Tip: Always place the nut on the bottom because if it ever comes loose and slips, the bolt is still there to provide the shear transfer.
Another way to connect the assemblies is by using the bolted end plate splice. It is most often used for tubular profiles but can also be used for open sections. Because it is a less stiff connection, a good practice is to use thicker plates and put the bolts closed to the flanges to increase the overall stiffness of the joint.
• Bracing Connection
Various steel profiles can be used as bracing members from angles, flats, channels, I sections, hollow sections, etc. They are only loaded with axial load, most of the time, are designed to work in tension only. Bracing members are usually bolted to a gusset plate welded to the supporting element. A rule of thumb for gusset plate thickness is to be at least equal to the thickness of the member connecting to it.

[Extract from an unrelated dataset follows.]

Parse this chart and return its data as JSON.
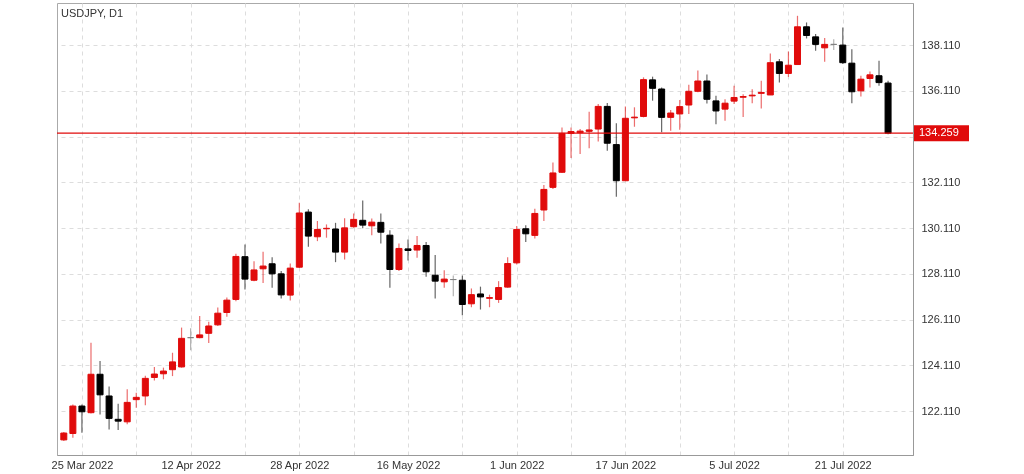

Tip: A good practice is always to try to connect them centrally to the supporting element. Still, sometimes it is more convenient to put them with a bit of eccentricity to create a more compact joint and check locally for the effects of the micro-moment created.
• Base Plate Connection
The column base plate is one of the most crucial elements in steel structures. The designer should use caution and good judgment in design and detailing to achieve desired strength, stiffness, and ductility of this important class of connection.
If your base plate doesn’t perform well or fails, you have nothing to hold your structure together, or if you have designed it as pinned but is genuinely more fixed, that will change the whole design process.
The most common reasons for base plate failures are:
- Unexpected early anchor fracture
- Large elongation of the anchor rod
- Plastification of the plate
- Failure of the concrete or the grout under the base plate
- Weld fracture between the column/gusset plate to base plate
Read more about base plate connection principles in our previous article.
We hope this guide will give you a brief understanding of steel connections and highlight their importance. As you can see, the steel connection design should be taken seriously because the consequences that can follow can clearly be life-threatening. So don’t design things you don’t understand, and remember, if it looks wrong, it may be wrong.